DAVIE, Fla. — The Miami Dolphins are now on a three-game losing streak and the offense is still a challenge. But the big surprise from Monday’s 45-21 loss at Carolina was Miami’s defense. It was almost historically bad.
Still, head coach Adam Gase isn’t ready to question his team’s effort or heart.
“Really, effort is really hard to question with this group,” Gase said Tuesday. “They’re going to play hard.”
And Gase is convinced his team will stay focused.
“This group is pretty good at moving on,” he said. “I think the coaching staff, too. That’s our job and we’ve got a lot of time left, a lot of ball left. I don’t know if you guys kind of pay attention to the rest of the league, but it’s not like anyone’s running away with anything. It’s a total disaster everywhere. There’s about two teams where everybody is all happy. Everywhere else it’s misery.”
The Dolphins, who entered the game with the league’s 7th-best run defense at 94 yards per game, allowed Carolina 294 rushing yards and fell to 20th in the league at 116.2 per game. Running back Jonathan Stewart (110 yards rushing) and quarterback Cam Newton (95 yards rushing) did the bulk of the damage, but running back Cameron Artis-Payne (68 yards rushing) also got in on the fun.
“It seemed like we had some gap integrity issues and missed tackles,” defensive tackle Jordan Phillips said.
The Panthers totaled a whopping 548 yards, a franchise record, which was just 63 yards shy of Miami’s franchise record.

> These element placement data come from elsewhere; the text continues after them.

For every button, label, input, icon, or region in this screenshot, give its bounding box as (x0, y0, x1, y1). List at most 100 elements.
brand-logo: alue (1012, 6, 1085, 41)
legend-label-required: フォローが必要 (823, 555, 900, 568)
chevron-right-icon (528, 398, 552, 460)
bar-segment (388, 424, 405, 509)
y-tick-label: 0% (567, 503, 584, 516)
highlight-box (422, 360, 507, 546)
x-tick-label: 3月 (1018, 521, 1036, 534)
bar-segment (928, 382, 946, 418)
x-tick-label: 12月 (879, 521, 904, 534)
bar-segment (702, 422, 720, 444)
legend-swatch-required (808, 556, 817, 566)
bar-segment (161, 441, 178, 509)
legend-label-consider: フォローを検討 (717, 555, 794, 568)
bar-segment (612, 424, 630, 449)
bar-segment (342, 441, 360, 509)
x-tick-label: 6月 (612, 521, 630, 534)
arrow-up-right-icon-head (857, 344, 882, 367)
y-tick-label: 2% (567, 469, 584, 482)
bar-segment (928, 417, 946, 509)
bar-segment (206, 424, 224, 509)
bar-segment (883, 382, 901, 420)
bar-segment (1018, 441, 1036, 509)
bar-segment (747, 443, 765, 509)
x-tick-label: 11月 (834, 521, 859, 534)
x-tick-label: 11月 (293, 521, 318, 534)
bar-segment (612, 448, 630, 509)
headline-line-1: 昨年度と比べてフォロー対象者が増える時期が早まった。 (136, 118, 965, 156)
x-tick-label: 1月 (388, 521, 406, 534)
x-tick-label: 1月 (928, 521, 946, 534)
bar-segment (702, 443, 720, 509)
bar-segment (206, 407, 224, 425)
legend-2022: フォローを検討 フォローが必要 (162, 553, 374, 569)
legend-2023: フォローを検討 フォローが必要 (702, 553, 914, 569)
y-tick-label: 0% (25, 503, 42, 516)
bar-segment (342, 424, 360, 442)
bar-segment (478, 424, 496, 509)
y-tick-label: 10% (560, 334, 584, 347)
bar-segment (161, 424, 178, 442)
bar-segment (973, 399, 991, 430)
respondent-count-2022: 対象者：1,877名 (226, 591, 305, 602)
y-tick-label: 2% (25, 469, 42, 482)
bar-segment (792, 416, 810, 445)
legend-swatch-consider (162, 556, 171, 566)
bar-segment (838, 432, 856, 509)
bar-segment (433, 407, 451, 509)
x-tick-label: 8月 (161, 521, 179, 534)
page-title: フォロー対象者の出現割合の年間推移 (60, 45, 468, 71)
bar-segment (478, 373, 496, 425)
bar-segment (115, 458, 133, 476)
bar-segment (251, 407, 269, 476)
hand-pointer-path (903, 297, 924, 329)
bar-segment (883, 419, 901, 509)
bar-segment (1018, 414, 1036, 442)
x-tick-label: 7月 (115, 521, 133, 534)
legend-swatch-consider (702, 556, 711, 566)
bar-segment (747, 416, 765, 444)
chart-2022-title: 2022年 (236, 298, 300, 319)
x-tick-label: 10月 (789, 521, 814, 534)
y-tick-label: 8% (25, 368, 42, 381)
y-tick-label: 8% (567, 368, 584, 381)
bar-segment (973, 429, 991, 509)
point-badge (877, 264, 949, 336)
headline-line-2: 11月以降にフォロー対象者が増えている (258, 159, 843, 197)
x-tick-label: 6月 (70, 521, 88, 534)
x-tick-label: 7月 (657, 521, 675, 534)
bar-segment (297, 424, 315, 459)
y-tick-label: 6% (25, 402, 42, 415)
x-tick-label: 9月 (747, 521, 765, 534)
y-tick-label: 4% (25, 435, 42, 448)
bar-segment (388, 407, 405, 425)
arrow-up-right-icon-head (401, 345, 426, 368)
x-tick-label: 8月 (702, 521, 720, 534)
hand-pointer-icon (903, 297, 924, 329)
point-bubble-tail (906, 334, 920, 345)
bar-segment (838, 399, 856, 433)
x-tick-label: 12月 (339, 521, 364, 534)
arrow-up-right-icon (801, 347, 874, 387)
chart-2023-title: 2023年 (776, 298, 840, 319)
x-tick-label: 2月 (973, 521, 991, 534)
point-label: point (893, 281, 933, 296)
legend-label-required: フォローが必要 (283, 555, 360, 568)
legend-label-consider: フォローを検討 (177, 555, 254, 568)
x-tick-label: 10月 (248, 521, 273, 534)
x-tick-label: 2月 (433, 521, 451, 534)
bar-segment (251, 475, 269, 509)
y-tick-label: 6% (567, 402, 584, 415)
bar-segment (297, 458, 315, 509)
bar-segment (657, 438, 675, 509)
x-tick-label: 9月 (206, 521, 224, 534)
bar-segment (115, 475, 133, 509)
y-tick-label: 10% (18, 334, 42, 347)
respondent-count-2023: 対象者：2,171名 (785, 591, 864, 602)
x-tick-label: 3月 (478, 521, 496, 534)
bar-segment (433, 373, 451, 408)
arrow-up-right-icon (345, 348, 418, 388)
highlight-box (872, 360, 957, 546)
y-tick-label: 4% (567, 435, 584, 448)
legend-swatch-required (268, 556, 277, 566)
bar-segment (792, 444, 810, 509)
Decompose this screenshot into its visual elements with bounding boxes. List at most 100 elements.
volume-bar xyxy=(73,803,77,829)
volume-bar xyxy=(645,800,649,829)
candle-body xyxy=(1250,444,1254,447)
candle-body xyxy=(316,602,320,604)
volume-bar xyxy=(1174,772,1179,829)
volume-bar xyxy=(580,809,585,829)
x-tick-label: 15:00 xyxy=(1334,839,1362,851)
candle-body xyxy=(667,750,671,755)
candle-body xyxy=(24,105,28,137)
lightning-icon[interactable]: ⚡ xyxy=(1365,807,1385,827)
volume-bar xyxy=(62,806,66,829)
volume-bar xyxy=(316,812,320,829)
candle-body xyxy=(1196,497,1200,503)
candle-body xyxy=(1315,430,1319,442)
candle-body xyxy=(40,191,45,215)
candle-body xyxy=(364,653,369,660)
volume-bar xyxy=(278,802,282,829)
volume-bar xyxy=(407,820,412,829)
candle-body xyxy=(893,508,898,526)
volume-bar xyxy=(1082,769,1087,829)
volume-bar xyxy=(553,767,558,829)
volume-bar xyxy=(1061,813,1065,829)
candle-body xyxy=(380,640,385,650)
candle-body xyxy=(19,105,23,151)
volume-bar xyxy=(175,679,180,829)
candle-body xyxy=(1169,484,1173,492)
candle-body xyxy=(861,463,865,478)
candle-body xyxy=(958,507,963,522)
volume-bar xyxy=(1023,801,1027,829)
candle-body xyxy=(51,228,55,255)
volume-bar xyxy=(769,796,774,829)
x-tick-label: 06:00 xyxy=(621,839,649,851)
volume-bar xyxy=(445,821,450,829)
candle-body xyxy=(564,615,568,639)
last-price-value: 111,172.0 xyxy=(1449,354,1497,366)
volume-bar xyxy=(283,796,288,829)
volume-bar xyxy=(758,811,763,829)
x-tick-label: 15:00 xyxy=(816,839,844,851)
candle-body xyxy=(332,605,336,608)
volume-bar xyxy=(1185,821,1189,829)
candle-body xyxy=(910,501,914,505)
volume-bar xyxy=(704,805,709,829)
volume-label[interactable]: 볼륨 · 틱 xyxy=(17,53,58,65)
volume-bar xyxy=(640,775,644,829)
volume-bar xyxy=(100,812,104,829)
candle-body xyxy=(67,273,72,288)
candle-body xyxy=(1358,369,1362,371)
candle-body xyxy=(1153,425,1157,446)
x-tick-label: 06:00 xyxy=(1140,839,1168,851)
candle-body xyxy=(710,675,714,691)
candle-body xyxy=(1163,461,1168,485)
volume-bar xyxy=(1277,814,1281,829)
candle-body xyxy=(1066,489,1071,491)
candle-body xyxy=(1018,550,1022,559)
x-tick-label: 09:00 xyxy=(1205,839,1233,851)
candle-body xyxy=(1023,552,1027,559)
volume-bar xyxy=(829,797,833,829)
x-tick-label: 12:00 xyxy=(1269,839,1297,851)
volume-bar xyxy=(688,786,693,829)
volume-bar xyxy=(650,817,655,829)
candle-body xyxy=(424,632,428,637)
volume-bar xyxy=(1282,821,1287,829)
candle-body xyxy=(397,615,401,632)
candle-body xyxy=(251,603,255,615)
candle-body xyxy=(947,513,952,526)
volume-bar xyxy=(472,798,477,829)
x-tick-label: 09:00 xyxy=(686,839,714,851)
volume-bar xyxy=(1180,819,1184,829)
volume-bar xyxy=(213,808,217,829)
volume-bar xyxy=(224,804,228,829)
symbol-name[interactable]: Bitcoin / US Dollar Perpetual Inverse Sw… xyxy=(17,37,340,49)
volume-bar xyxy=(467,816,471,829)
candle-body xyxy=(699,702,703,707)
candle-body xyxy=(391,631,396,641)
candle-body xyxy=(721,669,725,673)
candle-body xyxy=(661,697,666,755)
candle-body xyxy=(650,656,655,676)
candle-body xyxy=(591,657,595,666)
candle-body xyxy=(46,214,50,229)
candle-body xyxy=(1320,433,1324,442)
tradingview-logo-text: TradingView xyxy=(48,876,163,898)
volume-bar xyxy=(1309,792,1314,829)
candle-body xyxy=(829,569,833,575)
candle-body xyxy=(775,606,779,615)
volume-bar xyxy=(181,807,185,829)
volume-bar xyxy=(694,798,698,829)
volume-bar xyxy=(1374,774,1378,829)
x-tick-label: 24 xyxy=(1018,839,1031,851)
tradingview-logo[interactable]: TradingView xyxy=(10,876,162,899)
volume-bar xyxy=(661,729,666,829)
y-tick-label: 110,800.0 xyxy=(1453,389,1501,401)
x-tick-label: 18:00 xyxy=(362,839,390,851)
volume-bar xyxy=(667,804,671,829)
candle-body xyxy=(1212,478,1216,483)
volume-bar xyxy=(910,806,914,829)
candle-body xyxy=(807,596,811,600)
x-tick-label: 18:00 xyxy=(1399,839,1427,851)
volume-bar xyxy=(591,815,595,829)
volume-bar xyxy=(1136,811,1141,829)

“I am lost, honestly,” defensive end Cam Wake said.
Carolina’s 45 points were the most allowed by Miami this season. The Dolphins have now allowed 40 or more points in two of their last three games and are allowing an average of 35 points per game in the last four games.
“What is on paper doesn’t define who we are,” defensive end Andre Branch said.
Offensively the Dolphins didn’t fare well, either.
They scored three touchdowns, which would be considered promising under normal circumstances. But Miami’s last two touchdowns basically came in desperation mode. They trailed 31-7 when running back Kenyan Drake scored on a 66-yard run in the third quarter and trailed 45-14 when Jarvis Landry scored on a 9-yard reception in the fourth quarter.
But the defense’s performance was the story, and it was a shocking tale.
“It was just another frustrating night,” Branch said. “The coaches will figure out how to get it fixed and us players will have to execute. We just need to fix the things that need to be fixed.”
REPORT CARD VS. PANTHERS
—PASSING OFFENSE: D – QB Jay Cutler (22 of 37, 213 yards, two touchdowns, one interception, 82.4 passer rating) was throwing to open spaces, not open receivers, all night. It’s unclear whether most of these throws that landed on green grass were Cutler’s fault or the receivers. WRs Jarvis Landry (five receptions, 42 yards, one touchdown) and DeVante Parker (six receptions, 66 yards) were largely non-factors. Cutler didn’t get sacked, however. That’s about the only positive here.
—RUSHING OFFENSE: F – RB Kenyan Drake (seven carries, 82 yards) had a 66-yard touchdown run that saved the day statistically. Miami ended with 100 yards on 17 carries. But aside from that run there was nothing, as the 16 other carries for 34 yards would attest. RB Damien Williams (nine carries, 19 yards) didn’t do much, and neither did the line.
—PASS DEFENSE: D – QB Cam Newton (21 of 35, 254 yards, four touchdowns, no interceptions, 120.4 passer rating) tore apart the Miami secondary. WR Devin Funchess (five receptions, 92 yards, two touchdowns) was part of an aerial attack that never showed a weakness as they found numerous soft spots in Miami’s zone coverage and beat the Dolphins one-on-one in man coverage. Miami had no sacks and didn’t pressure Newton consistently. A bad night.
—RUSH DEFENSE: F – Miami allowed 294 yards on the ground, including runs of 43 yards by RB Cameron Artis-Payne and 69 yards by QB Cam Newton. The revamped secondary that added FS T.J. McDonald didn’t offer much resistance. This was easily the most disappointing aspect of the game for Miami because it had been their most reliable unit.
—SPECIAL TEAMS: C – K Cody Parkey never attempted a field goal. P Matt Haack (four punts, 41.8 yards per punt) didn’t fare very well. The return game didn’t produce consistent field-position advantages. The coverage units were decent. But Miami wasn’t able to gain any sort of advantage in this area.
—COACHING: D – Miami lost its composure after allowing a touchdown shortly before halftime. In an eight-minute span from late in the second quarter to midway through the third, the Panthers scored 21 points to basically win the game. Head coach Adam Gase and his staff weren’t able to make enough adjustments to turn the tide. And they got off to another slow start with seven points in the first half.